Well-off single mother Christine encounters a young man named Gabriel working at Whole Foods. He is a refugee from Sudan and has found church and government- sponsored asylum in the U.S. She is drawn to him by his vulnerable charm and seeming joy in life, despite the hardships he has endured. She takes him into her home to share it with her rebellious, spoiled daughter Alexandria. Also in the story is Gabriel’s seemingly menacing older Sudanese tribal companion Panther. Christine wants to do all she can to help and support Gabriel. Eventually, Alexandria does too.

With Lost Boy in Whole Foods you can read internal meanings about the contrasts between Christine’s home life with Alexandria and the home life Gabriel had to flee. But Ryan does not seem to be a polemicist. She also gets engaged in telling us of the intricacies of practical complications behind making compassion turn into meaningful action and of the unpredictability of human nature which is neither black nor white. We witness the strong feelings of the characters, but from outside. Although intellectually understanding these people and what they represent, I didn’t find myself emotionally connected.

I was continually impressed with the sincere, totally believable and natural acting of the cast and how McKenna got it all to look effortless with pacing that never seemed forced or rushed or overly pointed. Everyone makes the dialogue totally real.

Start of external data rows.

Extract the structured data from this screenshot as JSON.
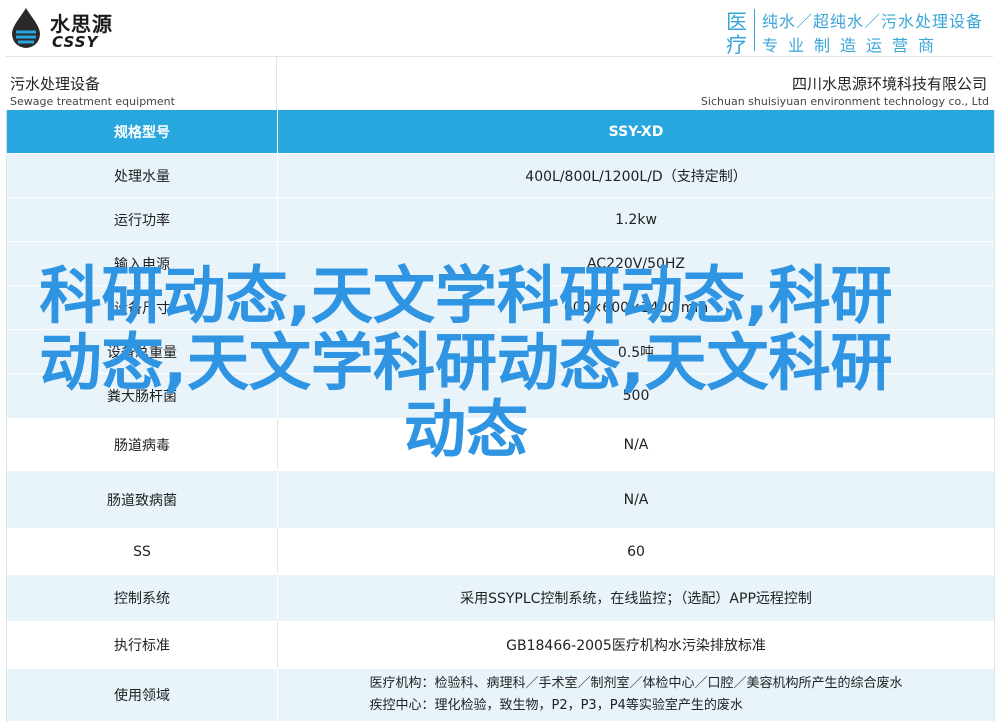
{
  "header": {
    "logo_cn": "水思源",
    "logo_en": "CSSY",
    "badge_char1": "医",
    "badge_char2": "疗",
    "badge_line1": "纯水／超纯水／污水处理设备",
    "badge_line2": "专业制造运营商"
  },
  "subheader": {
    "left_cn": "污水处理设备",
    "left_en": "Sewage treatment equipment",
    "right_cn": "四川水思源环境科技有限公司",
    "right_en": "Sichuan shuisiyuan environment technology co., Ltd"
  },
  "table": {
    "header": {
      "label": "规格型号",
      "value": "SSY-XD"
    },
    "rows": [
      {
        "label": "处理水量",
        "value": "400L/800L/1200L/D（支持定制）"
      },
      {
        "label": "运行功率",
        "value": "1.2kw"
      },
      {
        "label": "输入电源",
        "value": "AC220V/50HZ"
      },
      {
        "label": "设备尺寸",
        "value": "600×600×1400 mm"
      },
      {
        "label": "设备总重量",
        "value": "0.5吨"
      },
      {
        "label": "粪大肠杆菌",
        "value": "500"
      },
      {
        "label": "肠道病毒",
        "value": "N/A"
      },
      {
        "label": "肠道致病菌",
        "value": "N/A"
      },
      {
        "label": "SS",
        "value": "60"
      },
      {
        "label": "控制系统",
        "value": "采用SSYPLC控制系统，在线监控；（选配）APP远程控制"
      },
      {
        "label": "执行标准",
        "value": "GB18466-2005医疗机构水污染排放标准"
      },
      {
        "label": "使用领域",
        "value_line1": "医疗机构：检验科、病理科／手术室／制剂室／体检中心／口腔／美容机构所产生的综合废水",
        "value_line2": "疾控中心：理化检验，致生物，P2，P3，P4等实验室产生的废水"
      }
    ]
  },
  "overlay_text": "科研动态,天文学科研动态,科研动态,天文学科研动态,天文科研动态"
}
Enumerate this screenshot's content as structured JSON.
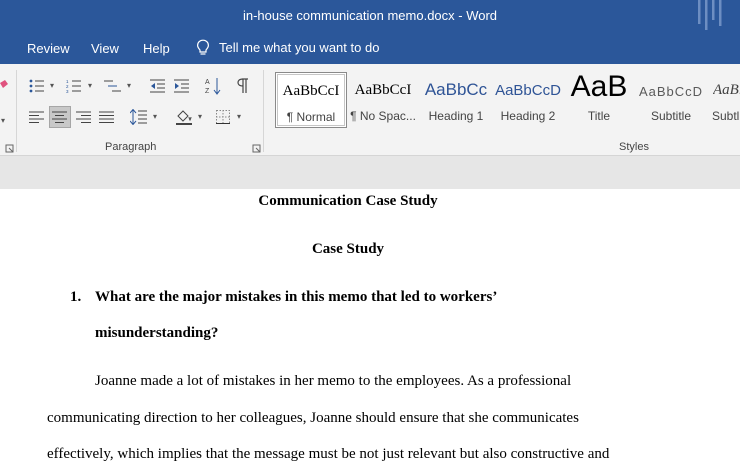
{
  "window": {
    "title": "in-house communication memo.docx  -  Word"
  },
  "menu": {
    "tabs": [
      {
        "label": "Review"
      },
      {
        "label": "View"
      },
      {
        "label": "Help"
      }
    ],
    "tell_me": "Tell me what you want to do"
  },
  "ribbon": {
    "groups": {
      "paragraph": {
        "label": "Paragraph"
      },
      "styles": {
        "label": "Styles"
      }
    },
    "styles": [
      {
        "sample": "AaBbCcI",
        "name": "¶ Normal"
      },
      {
        "sample": "AaBbCcI",
        "name": "¶ No Spac..."
      },
      {
        "sample": "AaBbCc",
        "name": "Heading 1"
      },
      {
        "sample": "AaBbCcD",
        "name": "Heading 2"
      },
      {
        "sample": "AaB",
        "name": "Title"
      },
      {
        "sample": "AaBbCcD",
        "name": "Subtitle"
      },
      {
        "sample": "AaBl",
        "name": "Subtl"
      }
    ],
    "colors": {
      "accent": "#2b579a",
      "heading": "#2f5496"
    }
  },
  "document": {
    "heading": "Communication Case Study",
    "subheading": "Case Study",
    "question_number": "1.",
    "question_line1": "What are the major mistakes in this memo that led to workers’",
    "question_line2": "misunderstanding?",
    "body_line1": "Joanne made a lot of mistakes in her memo to the employees. As a professional",
    "body_line2": "communicating direction to her colleagues, Joanne should ensure that she communicates",
    "body_line3": "effectively, which implies that the message must be not just relevant but also constructive and"
  }
}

Laurie Klatscher gives a fine portrayal of Christine making her innocent and warm. Point Park junior David Anthony Berry’s Gabriel stays constantly appealing and truthful and his darker moments become equally genuine. I did find it hard to understand many words he said, given his convincing Sudanese accent which, nonetheless, did not detract from understanding the character. Point Park faculty member Ben Blazer also contributes solid substance to the role of Michael Dolan, an ex- Catholic Charities staff member involved in aiding Gabriel and Panther.

Steve Shapiro’s sound design stays compelling, at times intensely tribal, but appropriately becoming more American black contemporary to dovetail with looming events within the story.

Ryan and The Rep have much to tell us and they tell us extraordinarily well.